Trump described the evening as an “embarrassment to everyone associated with it. The filthy ‘comedian’ totally bombed (couldn’t even deliver her lines-much like the Seth Meyers weak performance). Put Dinner to rest, or start over!”
For once, he has a point. The retort that Wolf was no worse than Trump, an excuse so overused kids employ it to justify not doing their homework, is lame. He goes low so we go low? And there’s no percentage in doing it. Ask Marco Rubio and Jim Comey how fruitful it is to stoop to Trump’s level. Because Trump introduced the p-word into politics doesn’t mean it should be uttered from the podium of the White House Correspondents’ Dinner. Trade associations have raucous conventions all the time but the press is a constitutionally protected institution that needs to guard its position, not expose it to misinterpretation.
As it became obvious she was bombing, Wolf muttered an aside aimed at the WHCA saying, “Shoulda done more research before you got me to do this.” But not vice versa. Bombing in Washington will likely boost Wolf's career. After Imus, the correspondents’ association wrote a formal letter of apology to the president and Clinton’s press secretary unsuccessfully pleaded with C-Span not to rebroadcast the dinner.
That hasn’t happened yet here. Association president Margaret Talev, who gave a fine speech about a free press, defended Wolf as a talented comedian with a message to deliver while also lamenting that “the entertainer’s monologue was not in the spirit of the mission” of a free press.
Monday afternoon, Kellyanne Conway, another target of Wolf, who said she had the perfect name in “CONway,” and should be felled by a tree, responded that the whole thing proved that the press is not out to get the story but to get Trump.
That’s not so, but why offer up ammunition? Talev’s explanation didn’t stop talk of overhauling the event, and allaying criticism that it’s an excuse for the press to celebrate ourselves and get high-ranking officials and Hollywood stars (the cast of Downton Abbey and Veep have come) to join us for a night on the town. The arms race to bribe celebrities with Oscar-like goodie bags, suites at the Four Seasons, and first-class flights has abated a bit since Trump boycotted the dinner and word traveled that the dinner was not that hot. George Clooney said he was surprised when his car pulled up to the Washington Hilton and not the White House.
To compensate, in recent years, there’s more stage time given to the awarding of journalism scholarships. It’s hardly enough. That $100,000 is dwarfed by the millions media companies spend on a night that politicians see mostly as an obligation, celebrities mostly as a disappointment.
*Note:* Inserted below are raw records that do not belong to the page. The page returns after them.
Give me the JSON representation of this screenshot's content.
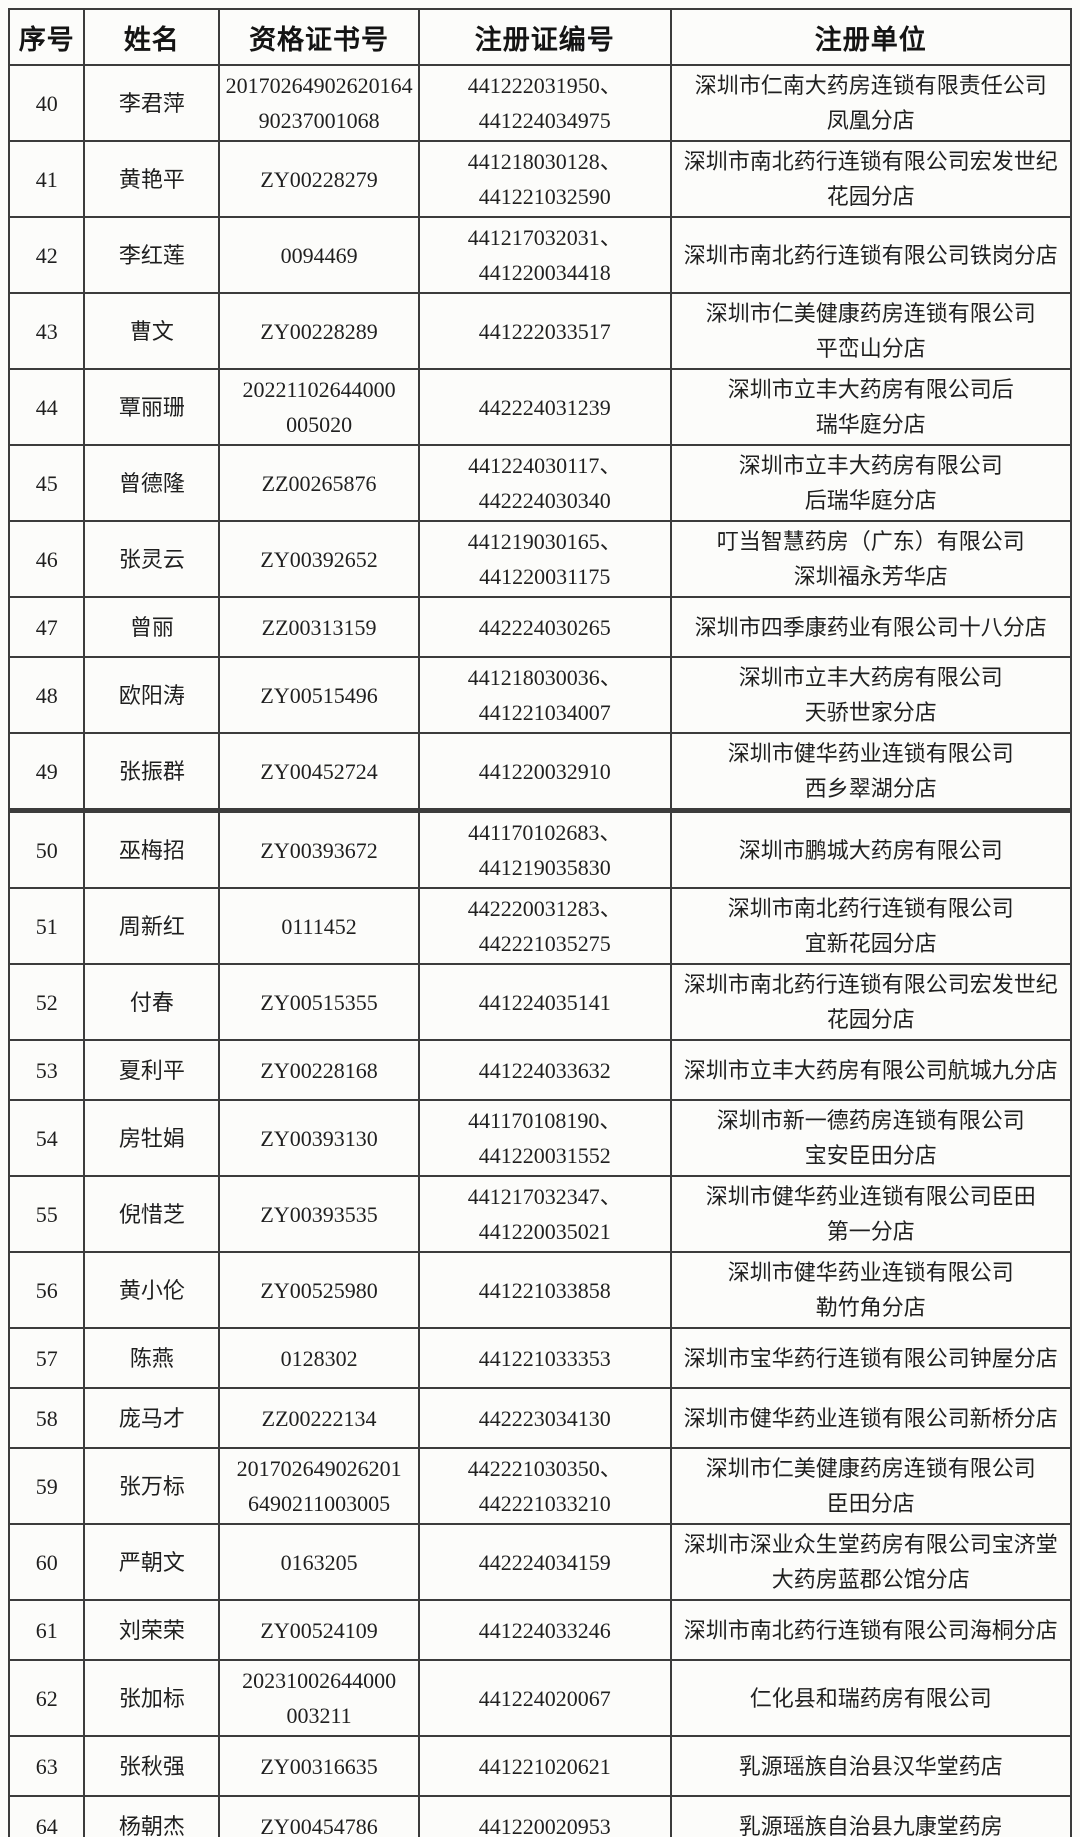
{
  "table": {
    "headers": [
      "序号",
      "姓名",
      "资格证书号",
      "注册证编号",
      "注册单位"
    ],
    "thick_divider_after_no": "49",
    "rows": [
      {
        "no": "40",
        "name": "李君萍",
        "cert": [
          "20170264902620164",
          "90237001068"
        ],
        "reg": [
          "441222031950、",
          "441224034975"
        ],
        "unit": [
          "深圳市仁南大药房连锁有限责任公司",
          "凤凰分店"
        ]
      },
      {
        "no": "41",
        "name": "黄艳平",
        "cert": [
          "ZY00228279"
        ],
        "reg": [
          "441218030128、",
          "441221032590"
        ],
        "unit": [
          "深圳市南北药行连锁有限公司宏发世纪",
          "花园分店"
        ]
      },
      {
        "no": "42",
        "name": "李红莲",
        "cert": [
          "0094469"
        ],
        "reg": [
          "441217032031、",
          "441220034418"
        ],
        "unit": [
          "深圳市南北药行连锁有限公司铁岗分店"
        ]
      },
      {
        "no": "43",
        "name": "曹文",
        "cert": [
          "ZY00228289"
        ],
        "reg": [
          "441222033517"
        ],
        "unit": [
          "深圳市仁美健康药房连锁有限公司",
          "平峦山分店"
        ]
      },
      {
        "no": "44",
        "name": "覃丽珊",
        "cert": [
          "20221102644000",
          "005020"
        ],
        "reg": [
          "442224031239"
        ],
        "unit": [
          "深圳市立丰大药房有限公司后",
          "瑞华庭分店"
        ]
      },
      {
        "no": "45",
        "name": "曾德隆",
        "cert": [
          "ZZ00265876"
        ],
        "reg": [
          "441224030117、",
          "442224030340"
        ],
        "unit": [
          "深圳市立丰大药房有限公司",
          "后瑞华庭分店"
        ]
      },
      {
        "no": "46",
        "name": "张灵云",
        "cert": [
          "ZY00392652"
        ],
        "reg": [
          "441219030165、",
          "441220031175"
        ],
        "unit": [
          "叮当智慧药房（广东）有限公司",
          "深圳福永芳华店"
        ]
      },
      {
        "no": "47",
        "name": "曾丽",
        "cert": [
          "ZZ00313159"
        ],
        "reg": [
          "442224030265"
        ],
        "unit": [
          "深圳市四季康药业有限公司十八分店"
        ]
      },
      {
        "no": "48",
        "name": "欧阳涛",
        "cert": [
          "ZY00515496"
        ],
        "reg": [
          "441218030036、",
          "441221034007"
        ],
        "unit": [
          "深圳市立丰大药房有限公司",
          "天骄世家分店"
        ]
      },
      {
        "no": "49",
        "name": "张振群",
        "cert": [
          "ZY00452724"
        ],
        "reg": [
          "441220032910"
        ],
        "unit": [
          "深圳市健华药业连锁有限公司",
          "西乡翠湖分店"
        ]
      },
      {
        "no": "50",
        "name": "巫梅招",
        "cert": [
          "ZY00393672"
        ],
        "reg": [
          "441170102683、",
          "441219035830"
        ],
        "unit": [
          "深圳市鹏城大药房有限公司"
        ]
      },
      {
        "no": "51",
        "name": "周新红",
        "cert": [
          "0111452"
        ],
        "reg": [
          "442220031283、",
          "442221035275"
        ],
        "unit": [
          "深圳市南北药行连锁有限公司",
          "宜新花园分店"
        ]
      },
      {
        "no": "52",
        "name": "付春",
        "cert": [
          "ZY00515355"
        ],
        "reg": [
          "441224035141"
        ],
        "unit": [
          "深圳市南北药行连锁有限公司宏发世纪",
          "花园分店"
        ]
      },
      {
        "no": "53",
        "name": "夏利平",
        "cert": [
          "ZY00228168"
        ],
        "reg": [
          "441224033632"
        ],
        "unit": [
          "深圳市立丰大药房有限公司航城九分店"
        ]
      },
      {
        "no": "54",
        "name": "房牡娟",
        "cert": [
          "ZY00393130"
        ],
        "reg": [
          "441170108190、",
          "441220031552"
        ],
        "unit": [
          "深圳市新一德药房连锁有限公司",
          "宝安臣田分店"
        ]
      },
      {
        "no": "55",
        "name": "倪惜芝",
        "cert": [
          "ZY00393535"
        ],
        "reg": [
          "441217032347、",
          "441220035021"
        ],
        "unit": [
          "深圳市健华药业连锁有限公司臣田",
          "第一分店"
        ]
      },
      {
        "no": "56",
        "name": "黄小伦",
        "cert": [
          "ZY00525980"
        ],
        "reg": [
          "441221033858"
        ],
        "unit": [
          "深圳市健华药业连锁有限公司",
          "勒竹角分店"
        ]
      },
      {
        "no": "57",
        "name": "陈燕",
        "cert": [
          "0128302"
        ],
        "reg": [
          "441221033353"
        ],
        "unit": [
          "深圳市宝华药行连锁有限公司钟屋分店"
        ]
      },
      {
        "no": "58",
        "name": "庞马才",
        "cert": [
          "ZZ00222134"
        ],
        "reg": [
          "442223034130"
        ],
        "unit": [
          "深圳市健华药业连锁有限公司新桥分店"
        ]
      },
      {
        "no": "59",
        "name": "张万标",
        "cert": [
          "201702649026201",
          "6490211003005"
        ],
        "reg": [
          "442221030350、",
          "442221033210"
        ],
        "unit": [
          "深圳市仁美健康药房连锁有限公司",
          "臣田分店"
        ]
      },
      {
        "no": "60",
        "name": "严朝文",
        "cert": [
          "0163205"
        ],
        "reg": [
          "442224034159"
        ],
        "unit": [
          "深圳市深业众生堂药房有限公司宝济堂",
          "大药房蓝郡公馆分店"
        ]
      },
      {
        "no": "61",
        "name": "刘荣荣",
        "cert": [
          "ZY00524109"
        ],
        "reg": [
          "441224033246"
        ],
        "unit": [
          "深圳市南北药行连锁有限公司海桐分店"
        ]
      },
      {
        "no": "62",
        "name": "张加标",
        "cert": [
          "20231002644000",
          "003211"
        ],
        "reg": [
          "441224020067"
        ],
        "unit": [
          "仁化县和瑞药房有限公司"
        ]
      },
      {
        "no": "63",
        "name": "张秋强",
        "cert": [
          "ZY00316635"
        ],
        "reg": [
          "441221020621"
        ],
        "unit": [
          "乳源瑶族自治县汉华堂药店"
        ]
      },
      {
        "no": "64",
        "name": "杨朝杰",
        "cert": [
          "ZY00454786"
        ],
        "reg": [
          "441220020953"
        ],
        "unit": [
          "乳源瑶族自治县九康堂药房"
        ]
      }
    ]
  }
}
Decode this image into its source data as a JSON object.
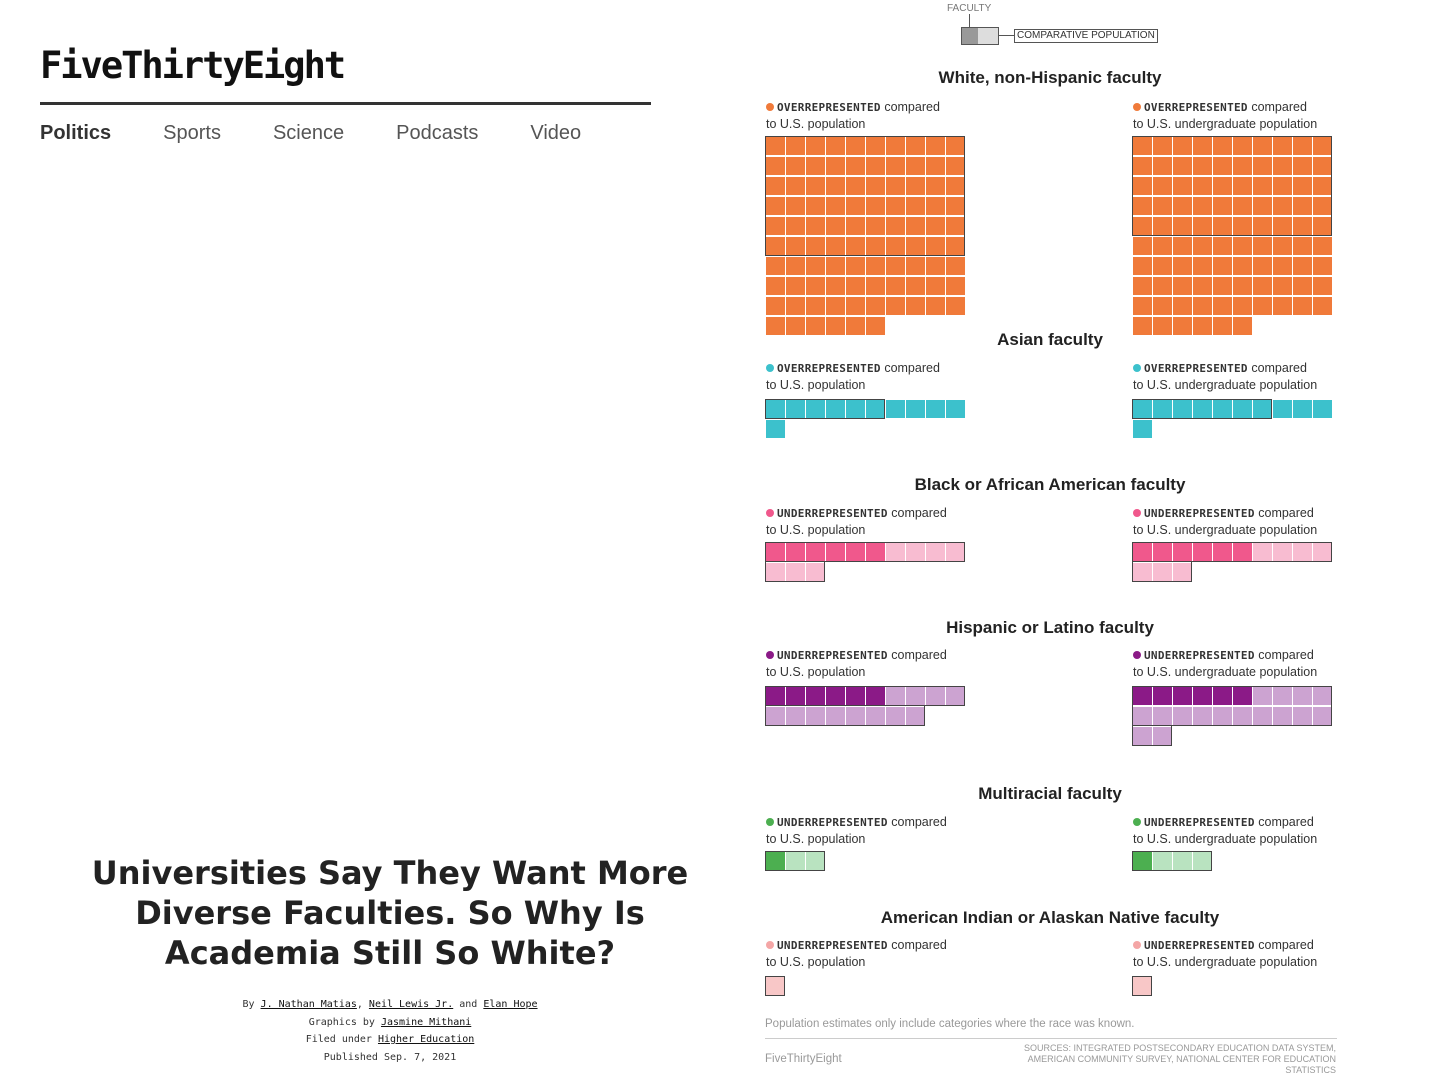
{
  "site": {
    "logo": "FiveThirtyEight"
  },
  "nav": [
    {
      "label": "Politics",
      "active": true
    },
    {
      "label": "Sports"
    },
    {
      "label": "Science"
    },
    {
      "label": "Podcasts"
    },
    {
      "label": "Video"
    }
  ],
  "article": {
    "headline": "Universities Say They Want More Diverse Faculties. So Why Is Academia Still So White?",
    "by_prefix": "By",
    "authors": [
      "J. Nathan Matias",
      "Neil Lewis Jr.",
      "Elan Hope"
    ],
    "and_word": "and",
    "graphics_prefix": "Graphics by",
    "graphics_by": "Jasmine Mithani",
    "filed_prefix": "Filed under",
    "filed_under": "Higher Education",
    "published": "Published Sep. 7, 2021"
  },
  "graphic": {
    "legend": {
      "faculty": "FACULTY",
      "comparative": "COMPARATIVE POPULATION"
    },
    "sections": [
      {
        "title": "White, non-Hispanic faculty",
        "color": "#f07a3a",
        "light": "#f07a3a",
        "left": {
          "status": "OVERREPRESENTED",
          "text": " compared",
          "line2": "to U.S. population",
          "faculty": 96,
          "comparison": 60,
          "total": 65
        },
        "right": {
          "status": "OVERREPRESENTED",
          "text": " compared",
          "line2": "to U.S. undergraduate population",
          "faculty": 96,
          "comparison": 50,
          "total": 56
        }
      },
      {
        "title": "Asian faculty",
        "color": "#3cc1cc",
        "light": "#3cc1cc",
        "left": {
          "status": "OVERREPRESENTED",
          "text": " compared",
          "line2": "to U.S. population",
          "faculty": 11,
          "comparison": 6
        },
        "right": {
          "status": "OVERREPRESENTED",
          "text": " compared",
          "line2": "to U.S. undergraduate population",
          "faculty": 11,
          "comparison": 7
        }
      },
      {
        "title": "Black or African American faculty",
        "color": "#f0588c",
        "light": "#f8bcd1",
        "left": {
          "status": "UNDERREPRESENTED",
          "text": " compared",
          "line2": "to U.S. population",
          "faculty": 6,
          "comparison": 13
        },
        "right": {
          "status": "UNDERREPRESENTED",
          "text": " compared",
          "line2": "to U.S. undergraduate population",
          "faculty": 6,
          "comparison": 13
        }
      },
      {
        "title": "Hispanic or Latino faculty",
        "color": "#8b1a87",
        "light": "#cca3d1",
        "left": {
          "status": "UNDERREPRESENTED",
          "text": " compared",
          "line2": "to U.S. population",
          "faculty": 6,
          "comparison": 18
        },
        "right": {
          "status": "UNDERREPRESENTED",
          "text": " compared",
          "line2": "to U.S. undergraduate population",
          "faculty": 6,
          "comparison": 22
        }
      },
      {
        "title": "Multiracial faculty",
        "color": "#4caf50",
        "light": "#b9e3c0",
        "left": {
          "status": "UNDERREPRESENTED",
          "text": " compared",
          "line2": "to U.S. population",
          "faculty": 1,
          "comparison": 3
        },
        "right": {
          "status": "UNDERREPRESENTED",
          "text": " compared",
          "line2": "to U.S. undergraduate population",
          "faculty": 1,
          "comparison": 4
        }
      },
      {
        "title": "American Indian or Alaskan Native faculty",
        "color": "#f4a6a6",
        "light": "#f8c7c7",
        "left": {
          "status": "UNDERREPRESENTED",
          "text": " compared",
          "line2": "to U.S. population",
          "faculty": 0,
          "comparison": 1
        },
        "right": {
          "status": "UNDERREPRESENTED",
          "text": " compared",
          "line2": "to U.S. undergraduate population",
          "faculty": 0,
          "comparison": 1
        }
      }
    ],
    "note": "Population estimates only include categories where the race was known.",
    "brand": "FiveThirtyEight",
    "sources": "Sources: Integrated Postsecondary Education Data System, American Community Survey, National Center for Education Statistics"
  }
}
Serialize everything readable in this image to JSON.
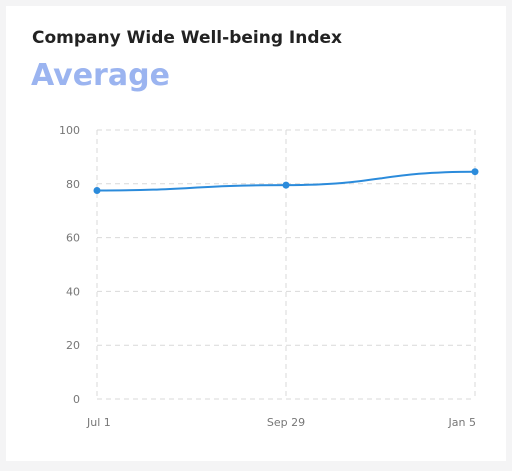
{
  "header": {
    "title": "Company Wide Well-being Index",
    "subtitle": "Average"
  },
  "colors": {
    "subtitle": "#9bb4f0",
    "series": "#2b8bdb",
    "grid": "#d9d9d9",
    "background": "#f4f4f5",
    "card": "#ffffff"
  },
  "chart_data": {
    "type": "line",
    "title": "Company Wide Well-being Index",
    "subtitle": "Average",
    "x": [
      "Jul 1",
      "Sep 29",
      "Jan 5"
    ],
    "series": [
      {
        "values": [
          77.5,
          79.5,
          84.5
        ]
      }
    ],
    "ylim": [
      0,
      100
    ],
    "yticks": [
      0,
      20,
      40,
      60,
      80,
      100
    ],
    "xlabel": "",
    "ylabel": "",
    "grid": true,
    "legend": "none"
  }
}
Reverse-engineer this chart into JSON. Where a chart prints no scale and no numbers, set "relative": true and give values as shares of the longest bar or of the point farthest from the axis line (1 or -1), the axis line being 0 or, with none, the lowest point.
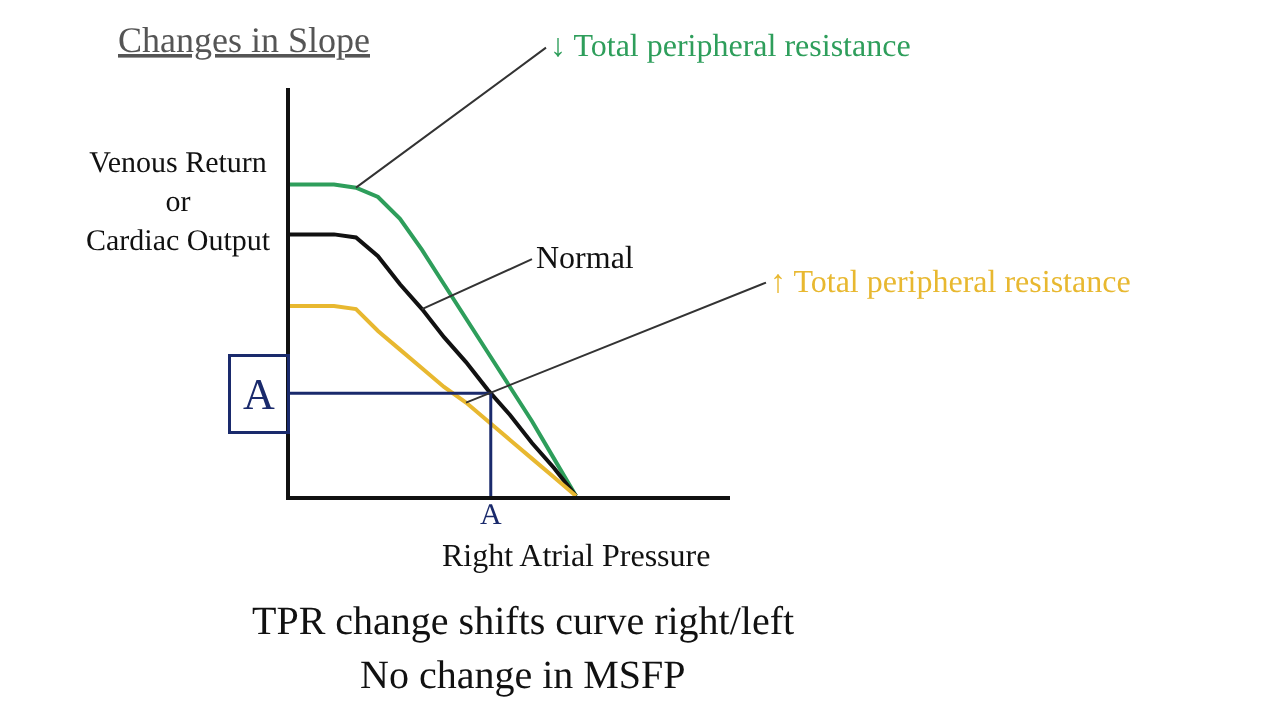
{
  "chart_data": {
    "type": "line",
    "relative": true,
    "subtitle": "Changes in Slope",
    "xlabel": "Right Atrial Pressure",
    "ylabel": "Venous Return\nor\nCardiac Output",
    "categories": [
      null,
      null,
      null,
      null,
      null,
      null,
      null,
      null,
      null,
      null,
      null,
      null,
      null,
      null,
      null,
      null,
      null,
      null,
      null,
      null,
      null
    ],
    "series": [
      {
        "name": "↓ Total peripheral resistance",
        "color": "#2e9e5b",
        "values": [
          1,
          1,
          1,
          0.99,
          0.96,
          0.89,
          0.79,
          0.68,
          0.57,
          0.46,
          0.35,
          0.24,
          0.12,
          0,
          null,
          null,
          null,
          null,
          null,
          null,
          null
        ]
      },
      {
        "name": "Normal",
        "color": "#111111",
        "values": [
          0.84,
          0.84,
          0.84,
          0.83,
          0.77,
          0.68,
          0.6,
          0.51,
          0.43,
          0.34,
          0.26,
          0.17,
          0.09,
          0,
          null,
          null,
          null,
          null,
          null,
          null,
          null
        ]
      },
      {
        "name": "↑ Total peripheral resistance",
        "color": "#e8b830",
        "values": [
          0.61,
          0.61,
          0.61,
          0.6,
          0.53,
          0.47,
          0.41,
          0.35,
          0.3,
          0.24,
          0.18,
          0.12,
          0.06,
          0,
          null,
          null,
          null,
          null,
          null,
          null,
          null
        ]
      }
    ],
    "ref_lines": [
      {
        "axis": "y",
        "value": 0.33,
        "label": "A",
        "color": "#1a2a6c"
      }
    ],
    "annotations": [
      "A",
      "TPR change shifts curve right/left",
      "No change in MSFP"
    ],
    "legend": false,
    "marker": "none",
    "line_style": "solid"
  }
}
The press sees it as something to apologize for. This president just isn’t into it, except as something to use against the press.
On the night Washington was in black-tie for Wolf’s lame routine, nine reporters were killed by a suicide bomb in Kabul. That’s who we need to honor. Talev admitted the evening’s performer didn’t support the mission of the press. Next year, the group needs to choose one that will, or call the whole thing off.